Post Office staffer ‘Courtney’ does not suffer fools or their Twitter accounts. 

It all sparked when a sudden influx of trolls bombarded a Post Office tweet detailing chief marketing officer Emma Springham’s Pride journey.

For days, the company’s social media team were pelted with abuse by accounts with handles such as Matthew3728502s and James6729257s.

They harangued the Post Office for celebrating LGBT+ rights. Only Courtney, master of the four elements – sarcasm, passive-aggressive emojis, excellent grammar and basic levels of human decency – could stop them. And, boy, did she.

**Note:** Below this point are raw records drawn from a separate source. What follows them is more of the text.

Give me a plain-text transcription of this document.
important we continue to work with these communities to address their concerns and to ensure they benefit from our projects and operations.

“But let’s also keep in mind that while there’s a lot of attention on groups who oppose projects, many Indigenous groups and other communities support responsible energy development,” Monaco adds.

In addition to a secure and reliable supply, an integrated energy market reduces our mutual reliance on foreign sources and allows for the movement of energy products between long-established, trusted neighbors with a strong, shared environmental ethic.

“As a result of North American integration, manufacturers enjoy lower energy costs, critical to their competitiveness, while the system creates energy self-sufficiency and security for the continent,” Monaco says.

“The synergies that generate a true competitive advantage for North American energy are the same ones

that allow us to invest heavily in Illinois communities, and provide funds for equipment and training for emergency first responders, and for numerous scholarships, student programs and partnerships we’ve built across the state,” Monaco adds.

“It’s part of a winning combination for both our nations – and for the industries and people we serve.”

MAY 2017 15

Of course, queer Twitter was quick to flood the Post Office with fan mail addressed to Courtney. 

While many saw the funny side of Courtney’s interactions, a 2020 report revealed that homophobic and transphobic trolling is forcing queer people off social media.

LGBT+ anti-violence charity Galop surveyed 700 queer people from across the UK for its Online Hate Crime Report, which found that eight out of 10 had experienced online abuse. 

Among those targeted, six in 10 were threatened with physical violence and four in 10 had received death threats or threats of sexual violence.

Half of them had experienced the online attacks more than 20 times, and one in five had been the victims of more than 100 incidents.

In response to the online abuse, two in five LGBT+ people used their social media accounts less, and one in five either removed LGBT+ information or deleted their accounts altogether.

Less than one in 10 reported the incidents to the police, and less than half flagged the abuse with social media platforms. More than a quarter did not report the online abuse to anybody.